I've run Google searches on the EFF's website with terms like "FRAND", "RAND", and "standard-essential patents". I found only one statement that the EFF itself made (as opposed to court filings or other official documents it nonjudgmentally republished). About a year ago, the EFF argued that Judge Posner's two-way Apple v. Motorola ruling was evidence of a broken patent system and said about Judge Posner's denial of injunctive relief over FRAND-pledged SEPs that it's "glad to see Judge Posner reaffirm this important principle" (that injunctions aren't granted over such patents). That's all there is. (They also used a regulatory statement on FRAND as an argument in a non-FRAND case, but that's just opportunistic behavior and doesn't promote FRAND.)
But where is the EFF now that the FRAND part of Judge Posner's ruling is being appealed by Google? The Posner appeal has prompted a similar number of amicus curiae briefs as Oracle v. Google. The EFF is silent. It will speak out against Google where it doesn't matter, but where Google has a dispute with Apple and a similar one with Microsoft, the EFF doesn't care about "your rights in the digital world".
If you look for true defenders and promoters of interoperability, you can't count on the EFF. You have to look elsewhere. Your rights in the digital world are actually being defended vigorously by Oracle's lead counsel in the Google copyright appeal, Orrick's Joshua Rosenkranz, who is also fighting -- against Google -- for affirmance of Judge Posner's FRAND ruling. Oracle, as a member of BSA | The Software Alliance, also supports this noble cause. Microsoft's landmark FRAND case against Google's Motorola in the Western District of Washington has helped shape the law in consumer-friendly ways.
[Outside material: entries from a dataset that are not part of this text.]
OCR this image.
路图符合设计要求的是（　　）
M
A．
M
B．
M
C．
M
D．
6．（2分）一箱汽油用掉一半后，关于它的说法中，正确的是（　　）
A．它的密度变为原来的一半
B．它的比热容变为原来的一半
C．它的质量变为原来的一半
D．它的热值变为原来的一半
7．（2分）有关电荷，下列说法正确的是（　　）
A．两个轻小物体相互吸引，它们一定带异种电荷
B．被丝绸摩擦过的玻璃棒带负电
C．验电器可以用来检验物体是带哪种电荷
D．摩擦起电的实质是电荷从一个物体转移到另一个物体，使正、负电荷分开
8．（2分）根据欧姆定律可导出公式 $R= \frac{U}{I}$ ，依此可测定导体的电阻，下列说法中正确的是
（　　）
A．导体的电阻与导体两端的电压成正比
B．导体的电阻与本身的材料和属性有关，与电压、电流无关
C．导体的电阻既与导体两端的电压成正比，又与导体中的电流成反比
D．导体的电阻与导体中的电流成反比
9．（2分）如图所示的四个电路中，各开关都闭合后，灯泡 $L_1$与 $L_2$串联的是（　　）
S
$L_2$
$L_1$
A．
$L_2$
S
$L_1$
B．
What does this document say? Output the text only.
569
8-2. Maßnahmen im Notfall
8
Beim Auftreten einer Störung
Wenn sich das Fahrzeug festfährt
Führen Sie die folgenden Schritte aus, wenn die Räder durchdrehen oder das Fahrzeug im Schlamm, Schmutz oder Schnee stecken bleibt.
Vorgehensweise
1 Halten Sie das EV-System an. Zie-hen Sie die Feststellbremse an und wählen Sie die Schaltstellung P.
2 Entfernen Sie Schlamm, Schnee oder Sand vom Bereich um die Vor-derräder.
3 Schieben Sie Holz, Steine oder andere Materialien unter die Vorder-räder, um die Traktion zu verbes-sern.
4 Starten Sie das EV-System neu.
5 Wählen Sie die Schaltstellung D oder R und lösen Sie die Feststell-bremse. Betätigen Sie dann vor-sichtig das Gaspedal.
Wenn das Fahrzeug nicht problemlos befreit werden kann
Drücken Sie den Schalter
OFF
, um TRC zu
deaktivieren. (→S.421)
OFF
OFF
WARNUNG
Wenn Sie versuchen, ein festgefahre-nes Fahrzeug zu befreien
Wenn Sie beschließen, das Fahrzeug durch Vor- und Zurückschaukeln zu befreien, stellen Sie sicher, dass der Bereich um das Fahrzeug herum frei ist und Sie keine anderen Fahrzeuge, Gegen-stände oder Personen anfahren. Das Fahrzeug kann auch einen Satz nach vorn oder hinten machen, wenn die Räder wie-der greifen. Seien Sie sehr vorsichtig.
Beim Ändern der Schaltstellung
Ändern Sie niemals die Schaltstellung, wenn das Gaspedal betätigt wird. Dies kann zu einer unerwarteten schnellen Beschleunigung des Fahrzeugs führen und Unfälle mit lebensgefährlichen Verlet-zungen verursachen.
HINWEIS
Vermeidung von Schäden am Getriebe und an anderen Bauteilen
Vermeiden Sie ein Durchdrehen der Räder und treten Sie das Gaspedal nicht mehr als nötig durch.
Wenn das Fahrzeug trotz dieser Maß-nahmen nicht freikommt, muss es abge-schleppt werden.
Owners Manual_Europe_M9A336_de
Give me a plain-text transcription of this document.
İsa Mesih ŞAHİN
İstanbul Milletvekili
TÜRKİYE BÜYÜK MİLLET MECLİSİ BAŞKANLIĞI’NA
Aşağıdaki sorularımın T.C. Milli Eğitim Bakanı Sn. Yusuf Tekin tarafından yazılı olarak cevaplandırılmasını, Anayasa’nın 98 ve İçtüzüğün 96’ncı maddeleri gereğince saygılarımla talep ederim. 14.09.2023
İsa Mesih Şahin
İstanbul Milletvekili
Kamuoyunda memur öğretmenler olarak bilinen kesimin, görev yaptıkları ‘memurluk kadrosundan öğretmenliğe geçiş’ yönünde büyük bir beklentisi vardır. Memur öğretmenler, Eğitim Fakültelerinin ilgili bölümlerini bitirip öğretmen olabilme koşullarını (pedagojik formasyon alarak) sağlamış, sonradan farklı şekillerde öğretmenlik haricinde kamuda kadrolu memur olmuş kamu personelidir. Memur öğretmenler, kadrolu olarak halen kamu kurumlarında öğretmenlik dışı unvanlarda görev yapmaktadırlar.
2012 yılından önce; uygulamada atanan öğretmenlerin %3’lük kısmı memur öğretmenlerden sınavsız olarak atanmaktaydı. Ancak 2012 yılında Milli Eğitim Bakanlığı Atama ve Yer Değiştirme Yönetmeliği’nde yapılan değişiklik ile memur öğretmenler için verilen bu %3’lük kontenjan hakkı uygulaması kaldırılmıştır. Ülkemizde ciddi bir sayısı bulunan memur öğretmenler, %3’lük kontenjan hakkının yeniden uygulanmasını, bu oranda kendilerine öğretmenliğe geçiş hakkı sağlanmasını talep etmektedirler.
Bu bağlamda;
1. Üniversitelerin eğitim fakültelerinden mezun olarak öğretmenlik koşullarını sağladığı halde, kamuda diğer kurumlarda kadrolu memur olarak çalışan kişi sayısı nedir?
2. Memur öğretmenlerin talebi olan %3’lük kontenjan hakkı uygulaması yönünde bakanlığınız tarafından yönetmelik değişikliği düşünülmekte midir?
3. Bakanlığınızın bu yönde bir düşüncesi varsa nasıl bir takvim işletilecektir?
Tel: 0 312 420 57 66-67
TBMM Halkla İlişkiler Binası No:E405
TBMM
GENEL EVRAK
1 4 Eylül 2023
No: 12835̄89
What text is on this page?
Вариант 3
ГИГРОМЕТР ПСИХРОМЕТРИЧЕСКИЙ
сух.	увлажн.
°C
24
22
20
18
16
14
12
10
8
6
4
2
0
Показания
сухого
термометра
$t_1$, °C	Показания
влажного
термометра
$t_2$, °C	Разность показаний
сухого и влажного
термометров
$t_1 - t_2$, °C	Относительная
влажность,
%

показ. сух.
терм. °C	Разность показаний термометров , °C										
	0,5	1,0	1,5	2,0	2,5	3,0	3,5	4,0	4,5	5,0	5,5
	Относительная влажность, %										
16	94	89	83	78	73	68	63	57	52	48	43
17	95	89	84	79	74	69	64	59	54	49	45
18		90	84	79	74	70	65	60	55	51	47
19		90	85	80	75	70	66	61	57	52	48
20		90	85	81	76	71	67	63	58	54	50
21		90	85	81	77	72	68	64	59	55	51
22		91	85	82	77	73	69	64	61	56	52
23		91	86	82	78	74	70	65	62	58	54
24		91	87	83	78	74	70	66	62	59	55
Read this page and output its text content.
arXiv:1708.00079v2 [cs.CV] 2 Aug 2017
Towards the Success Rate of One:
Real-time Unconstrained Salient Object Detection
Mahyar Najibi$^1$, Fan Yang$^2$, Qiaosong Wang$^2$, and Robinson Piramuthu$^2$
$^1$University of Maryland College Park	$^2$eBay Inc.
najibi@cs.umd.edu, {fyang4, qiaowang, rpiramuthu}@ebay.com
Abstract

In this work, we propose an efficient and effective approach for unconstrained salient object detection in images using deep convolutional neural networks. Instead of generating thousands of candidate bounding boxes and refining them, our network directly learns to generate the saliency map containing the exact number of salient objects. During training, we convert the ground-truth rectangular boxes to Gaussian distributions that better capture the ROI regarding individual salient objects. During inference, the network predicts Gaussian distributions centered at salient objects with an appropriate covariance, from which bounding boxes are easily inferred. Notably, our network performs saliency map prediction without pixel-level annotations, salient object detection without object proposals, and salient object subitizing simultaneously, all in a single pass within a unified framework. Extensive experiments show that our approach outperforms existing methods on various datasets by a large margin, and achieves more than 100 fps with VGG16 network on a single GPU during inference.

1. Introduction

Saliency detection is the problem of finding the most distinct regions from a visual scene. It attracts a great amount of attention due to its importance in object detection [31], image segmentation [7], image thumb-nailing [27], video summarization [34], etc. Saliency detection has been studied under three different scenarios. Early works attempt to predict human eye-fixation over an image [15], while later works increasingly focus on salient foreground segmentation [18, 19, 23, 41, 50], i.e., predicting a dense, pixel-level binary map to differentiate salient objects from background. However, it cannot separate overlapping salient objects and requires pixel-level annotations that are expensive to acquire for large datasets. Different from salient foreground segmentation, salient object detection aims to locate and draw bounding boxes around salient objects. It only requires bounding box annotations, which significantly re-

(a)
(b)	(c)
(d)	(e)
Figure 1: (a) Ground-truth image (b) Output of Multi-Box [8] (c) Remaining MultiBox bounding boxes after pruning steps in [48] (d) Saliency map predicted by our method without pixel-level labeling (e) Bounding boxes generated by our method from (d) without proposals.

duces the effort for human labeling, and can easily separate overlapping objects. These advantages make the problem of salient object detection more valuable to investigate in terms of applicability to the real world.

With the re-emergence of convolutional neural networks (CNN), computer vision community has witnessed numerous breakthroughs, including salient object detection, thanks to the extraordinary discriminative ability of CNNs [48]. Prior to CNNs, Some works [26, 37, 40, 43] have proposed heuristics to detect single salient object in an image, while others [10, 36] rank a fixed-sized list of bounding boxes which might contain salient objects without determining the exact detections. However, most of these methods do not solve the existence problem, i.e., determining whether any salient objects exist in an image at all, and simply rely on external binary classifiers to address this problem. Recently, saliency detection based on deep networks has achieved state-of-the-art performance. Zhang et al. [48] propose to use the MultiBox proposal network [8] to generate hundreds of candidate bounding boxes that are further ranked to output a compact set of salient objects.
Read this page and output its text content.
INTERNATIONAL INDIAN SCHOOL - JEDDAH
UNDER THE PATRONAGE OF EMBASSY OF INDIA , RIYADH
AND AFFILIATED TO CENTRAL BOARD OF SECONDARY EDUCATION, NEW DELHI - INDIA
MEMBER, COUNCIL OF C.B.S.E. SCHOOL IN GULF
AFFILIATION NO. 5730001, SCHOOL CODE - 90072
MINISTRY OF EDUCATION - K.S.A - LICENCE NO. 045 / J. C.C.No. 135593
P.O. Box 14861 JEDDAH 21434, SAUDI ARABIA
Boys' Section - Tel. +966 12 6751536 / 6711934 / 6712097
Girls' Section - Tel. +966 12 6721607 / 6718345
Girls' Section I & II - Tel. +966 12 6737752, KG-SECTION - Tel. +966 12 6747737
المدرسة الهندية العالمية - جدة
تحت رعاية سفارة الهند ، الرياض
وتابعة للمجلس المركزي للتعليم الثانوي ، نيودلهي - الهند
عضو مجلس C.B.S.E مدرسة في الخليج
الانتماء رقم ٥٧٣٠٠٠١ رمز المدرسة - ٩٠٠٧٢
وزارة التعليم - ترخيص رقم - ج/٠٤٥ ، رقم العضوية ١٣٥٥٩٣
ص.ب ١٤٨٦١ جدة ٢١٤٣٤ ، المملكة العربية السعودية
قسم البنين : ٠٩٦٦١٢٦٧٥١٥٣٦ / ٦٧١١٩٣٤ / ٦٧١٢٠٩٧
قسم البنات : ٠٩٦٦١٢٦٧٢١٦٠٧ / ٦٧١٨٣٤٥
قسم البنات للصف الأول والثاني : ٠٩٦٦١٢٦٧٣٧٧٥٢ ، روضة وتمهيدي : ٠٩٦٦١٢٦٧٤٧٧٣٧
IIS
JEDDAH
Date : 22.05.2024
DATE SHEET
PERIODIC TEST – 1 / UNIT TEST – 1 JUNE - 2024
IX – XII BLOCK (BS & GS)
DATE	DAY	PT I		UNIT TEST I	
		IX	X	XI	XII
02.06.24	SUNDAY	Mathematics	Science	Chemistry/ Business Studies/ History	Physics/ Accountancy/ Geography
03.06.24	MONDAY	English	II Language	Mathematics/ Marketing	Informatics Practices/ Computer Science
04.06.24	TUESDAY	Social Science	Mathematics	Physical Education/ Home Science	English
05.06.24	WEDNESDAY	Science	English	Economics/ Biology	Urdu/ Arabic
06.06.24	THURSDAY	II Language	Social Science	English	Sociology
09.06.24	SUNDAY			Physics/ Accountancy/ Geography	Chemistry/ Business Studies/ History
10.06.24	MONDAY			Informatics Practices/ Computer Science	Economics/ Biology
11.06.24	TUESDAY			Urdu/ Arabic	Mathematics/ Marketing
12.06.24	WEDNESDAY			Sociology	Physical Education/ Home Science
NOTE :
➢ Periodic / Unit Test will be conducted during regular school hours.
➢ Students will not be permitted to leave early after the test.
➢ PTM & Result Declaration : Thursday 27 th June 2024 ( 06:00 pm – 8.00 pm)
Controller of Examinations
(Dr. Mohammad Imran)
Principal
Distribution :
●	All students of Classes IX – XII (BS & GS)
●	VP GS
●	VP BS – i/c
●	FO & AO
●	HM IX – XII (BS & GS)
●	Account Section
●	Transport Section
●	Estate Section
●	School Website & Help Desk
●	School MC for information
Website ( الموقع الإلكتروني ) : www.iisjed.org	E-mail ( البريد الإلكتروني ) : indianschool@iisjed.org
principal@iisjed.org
But the EFF won't support any other company against Google, no matter how noble and important the cause is. That's where it draws the line -- and that is not a principled stance on interoperability.
The EFF has orchestrated at least two of the four amicus curiae briefs that were submitted on Thursday in support of Google against Oracle's copyright appeal. These are also the only two pro-Google amicus briefs to have been published so far, and I will discuss their content (and the substance in them that I was hard-pressed to find) in a subsequent post. Before doing so, I wanted to draw more attention to Google and the EFF's insurmountable credibility problem in connection with interoperability. If Java apps don't run on Android, they have the chutzpah to call this state of affairs "interoperability". But if Google seeks sales and import bans over H.264, the format in which most of the world's digital video material is stored, or cellular standards like GPRS and 3G (UMTS), or WiFi (WLAN), everything's fine. I mean: fine with them. Not with me.